Paradise’s missing story has been pieced together here largely through its surviving symbols. When Paradise was lost, however, many of its symbols were lost with it. The new system of measuring time that was then being developed replaced its symbols with new ones. Those that were too well known to be discarded were adapted, distorted, and subverted to reflect ideas for which they had never been intended, quite undermining their original meaning. Others that survived intact did so as isolated images in contextual vacuums. Because these symbols were the scientific records of well-established facts, altering them in these ways falsified their truths, reducing valuable expressions of human thought to fanciful fairytales. With the meaning of the symbols lost, the ability to think symbolically also disappeared––as Jung has said, “our present day consciousness has no means of understanding it.”1 Since symbols were invariably simple images drawn from ordinary life—like gravity’s apple—they seem ridiculously naive to civilization’s sophisticates, so much so that¬¬ calling something a myth today is tantamount to saying it’s a lie.

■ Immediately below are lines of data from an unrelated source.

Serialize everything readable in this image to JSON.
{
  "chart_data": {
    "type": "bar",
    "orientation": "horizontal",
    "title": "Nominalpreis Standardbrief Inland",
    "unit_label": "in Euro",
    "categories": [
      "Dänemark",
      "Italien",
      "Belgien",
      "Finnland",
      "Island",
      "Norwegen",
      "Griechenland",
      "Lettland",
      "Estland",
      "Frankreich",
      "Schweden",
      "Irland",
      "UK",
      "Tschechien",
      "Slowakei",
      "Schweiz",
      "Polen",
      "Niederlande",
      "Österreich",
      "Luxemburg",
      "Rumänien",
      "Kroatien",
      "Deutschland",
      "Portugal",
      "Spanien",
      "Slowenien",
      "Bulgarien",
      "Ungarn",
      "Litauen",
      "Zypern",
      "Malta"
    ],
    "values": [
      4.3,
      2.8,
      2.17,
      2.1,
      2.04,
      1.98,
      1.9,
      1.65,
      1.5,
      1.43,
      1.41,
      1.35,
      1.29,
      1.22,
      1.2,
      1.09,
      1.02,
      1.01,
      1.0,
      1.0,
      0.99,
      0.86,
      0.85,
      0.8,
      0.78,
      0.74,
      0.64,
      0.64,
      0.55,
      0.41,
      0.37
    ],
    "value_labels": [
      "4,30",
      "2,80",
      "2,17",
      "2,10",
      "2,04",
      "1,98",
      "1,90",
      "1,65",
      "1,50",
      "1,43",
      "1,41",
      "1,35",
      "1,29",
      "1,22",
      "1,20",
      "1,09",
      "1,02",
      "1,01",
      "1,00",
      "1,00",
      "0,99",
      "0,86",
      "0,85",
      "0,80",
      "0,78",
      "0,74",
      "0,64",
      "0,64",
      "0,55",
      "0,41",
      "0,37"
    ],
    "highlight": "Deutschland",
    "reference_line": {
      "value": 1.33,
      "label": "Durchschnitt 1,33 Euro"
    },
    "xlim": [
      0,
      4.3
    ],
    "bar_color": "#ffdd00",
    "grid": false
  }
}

It is important to remember, then, that at the time Paradise’s symbols were created they were meticulous records of scientific truths. Since knowledge is seldom static but grows and expands, so Paradise’s symbols likewise grew and expanded over time. This can make it difficult to trace their place in time, particularly since the same symbols stood for both scientific as well as religious truths. But it is precisely because they documented such well-established, carefully observed, and scrupulously measured facts—or the truth—that they have survived as they have; people through the ages simply refused to allow them to disappear completely. Therefore, as Massey points out,
there is nothing of insanity, nothing irrational in the origins of mythology, when the subject is considered in the light of evolution. The irrationality arises from and remains with the non-evolutionist view. It may be affirmed here, for it will be proved hereafter, that the ancient Wisdom is not made up of guesses at truth, but is composed of Truths which were carefully ascertained and verified; that the chief character of the myths in their primitive phases is a most perfect congruity and that they have the simplicity of nature itself … The only work of value left to be written on mythology or typology is one that will account for the facts upon which the myths and religions are founded by relating them once more to the phenomena in which they originated, so we may know how and where we stand in regard to a beginning.2
For the ancients, then, the ordered universe—Paradise—was neither a creation story nor a poetical fantasy but the measured truth recorded as accurately as they were able to determine it. A later era decided that their truths were no truths at all, at which point the ancients’ scientific and religious worldview was first discredited, later pilloried, subsequently forbidden, and, finally, essentially forgotten. Although an unconscionable amount of time has passed between Paradise’s beginning and today, this book is an attempt to rediscover the ancients’ truths so that we might know why they lived and believed as they did––and also why we live and believe as we do.
1 Carl G. Jung, Mysterium Coniunctionis: An Inquiry into the Separation and Synthesis of Psychic Opposites in Alchemy, 528.
2 Gerald Massey, The Natural Genesis: or Second Part of a Book of the Beginnings, 1:15.